Trip reveals Ireland’s County Donegal still vibrant with color
By Carleton Varney
For several years, I had been dreaming about returning to County Donegal in Ireland, a green, heavenly place that I visited years ago in the mid-1970s. I wanted to see if my memories of the mountains, sea and landscapes were accurate. So off to Donegal my associate, Brinsley Matthews, and I went to rediscover the Land of a Thousand Welcomes. And I am delighted to report that, unlike much of the Irish countryside, Donegal remains still untouched by the brash, commercial world where road signs that advertise everything from nail salons to video stores reign supreme.
If ever there were a picture-postcard area of Ireland, it surely is Donegal, at the island’s northeastern tip. I asked the doorman at our hotel, Harvey’s Point in Donegal, about why the landscape remains so untouched, and his reply was succinct.
“Tourists to Ireland never go further north than Galway,” he told me.
Anyone taking the five-hour journey from Limerick to Donegal should visit Glenveagh Castle, once the residence of Philadelphia Museum of Art curator Henry McIlhenny, who left his castle and much of its interior furnishings to the Irish government. The castle, where McIlhennnny hosted Greta Garbo in 1974, sits on Lough Veagh. With a spectacular garden, it’s a visual delight.

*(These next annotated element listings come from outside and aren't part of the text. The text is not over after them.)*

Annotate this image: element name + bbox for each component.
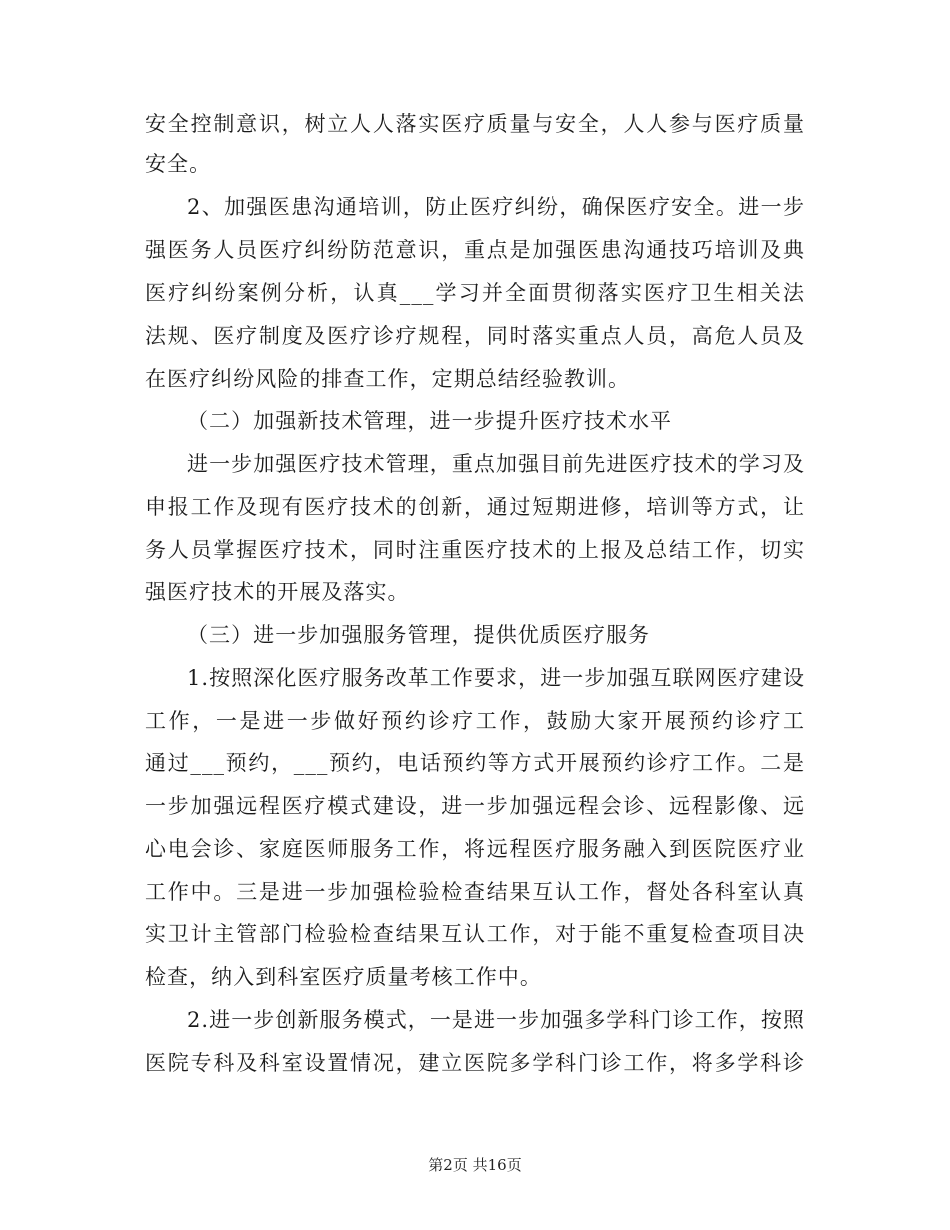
- paragraph-line: 一步加强远程医疗模式建设，进一步加强远程会诊、远程影像、远: [145, 794, 805, 818]
- paragraph-line: 务人员掌握医疗技术，同时注重医疗技术的上报及总结工作，切实: [145, 538, 805, 562]
- paragraph-line: 医院专科及科室设置情况，建立医院多学科门诊工作，将多学科诊: [145, 1051, 805, 1075]
- page-number-footer: 第2页 共16页: [428, 1156, 522, 1174]
- paragraph-line: 工作，一是进一步做好预约诊疗工作，鼓励大家开展预约诊疗工: [145, 709, 805, 733]
- paragraph-line: 医疗纠纷案例分析，认真___学习并全面贯彻落实医疗卫生相关法: [145, 281, 805, 305]
- paragraph-line: 进一步加强医疗技术管理，重点加强目前先进医疗技术的学习及: [187, 452, 805, 476]
- paragraph-line: 在医疗纠纷风险的排查工作，定期总结经验教训。: [145, 367, 631, 391]
- paragraph-line: 申报工作及现有医疗技术的创新，通过短期进修，培训等方式，让: [145, 495, 805, 519]
- paragraph-line: 法规、医疗制度及医疗诊疗规程，同时落实重点人员，高危人员及: [145, 324, 805, 348]
- paragraph-line: 强医疗技术的开展及落实。: [145, 580, 410, 604]
- section-heading: （三）进一步加强服务管理，提供优质医疗服务: [187, 623, 651, 647]
- paragraph-line: 检查，纳入到科室医疗质量考核工作中。: [145, 965, 542, 989]
- paragraph-line: 安全。: [145, 152, 212, 176]
- paragraph-line: 安全控制意识，树立人人落实医疗质量与安全，人人参与医疗质量: [145, 112, 805, 136]
- paragraph-line: 工作中。三是进一步加强检验检查结果互认工作，督处各科室认真: [145, 880, 805, 904]
- section-heading: （二）加强新技术管理，进一步提升医疗技术水平: [187, 409, 673, 433]
- paragraph-line: 实卫计主管部门检验检查结果互认工作，对于能不重复检查项目决: [145, 922, 805, 946]
- paragraph-line: 1.按照深化医疗服务改革工作要求，进一步加强互联网医疗建设: [187, 666, 805, 690]
- paragraph-line: 强医务人员医疗纠纷防范意识，重点是加强医患沟通技巧培训及典: [145, 238, 805, 262]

The castle is not of an overwhelming size, although your tour guide, if you take the short but interesting interior tour, will say that the “house” has 28 or so bedrooms. Most of these, however, would be considered staff housing, because there are only a handful of rooms on view for visitors to see, including the bedroom of the king of the castle himself, Henry McIlhenny, and that of the room once occupied by Miss Garbo.
As in many manor houses open to the public, the furnishings of the castle are in the English/Irish mahogany tradition. But the color schemes in the rooms are bright and happy. McIlhenny lived in Philadelphia on Rittenhouse Square, and his mansion there was elegant in red, red, red and filled with Regency furniture. Across the Atlantic at Glenveagh, you can see McIlhenny’s favorite red used in all the connecting corridors and small foyers.
Red, being so vibrant, is warm and welcoming when used as a background for any style of design — French, Italian, Oriental, Swedish or simply American Country. And many are the rooms in the tropics, believe it or not, that I have seen painted or wallpapered in red.
Red adds drama to a setting. No surprise that most Broadway theaters have red carpeting and red stage curtains — and even the Queen of England understands the dramatic value of rolling out the red carpet!
So do not be afraid of red. In a red room, colorful fabrics with floral prints are always winners. Use red as the background color in a room that features a great flowery chintz at the windows and as slipcovers. That chintz might have a pattern of blue delphiniums, pink peonies, white cosmos and purple irises, all combined with green leaves on a white or cream background.
On your next trip to Ireland and your visit to Glenveagh, you’ll notice all the colorful chintz fabrics McIlhenny enjoyed in his drawing room. They seem especially happy and cheery when the Irish day is overcast and rainy. But it’s the rain that makes the grasses and hills of Ireland so magically green!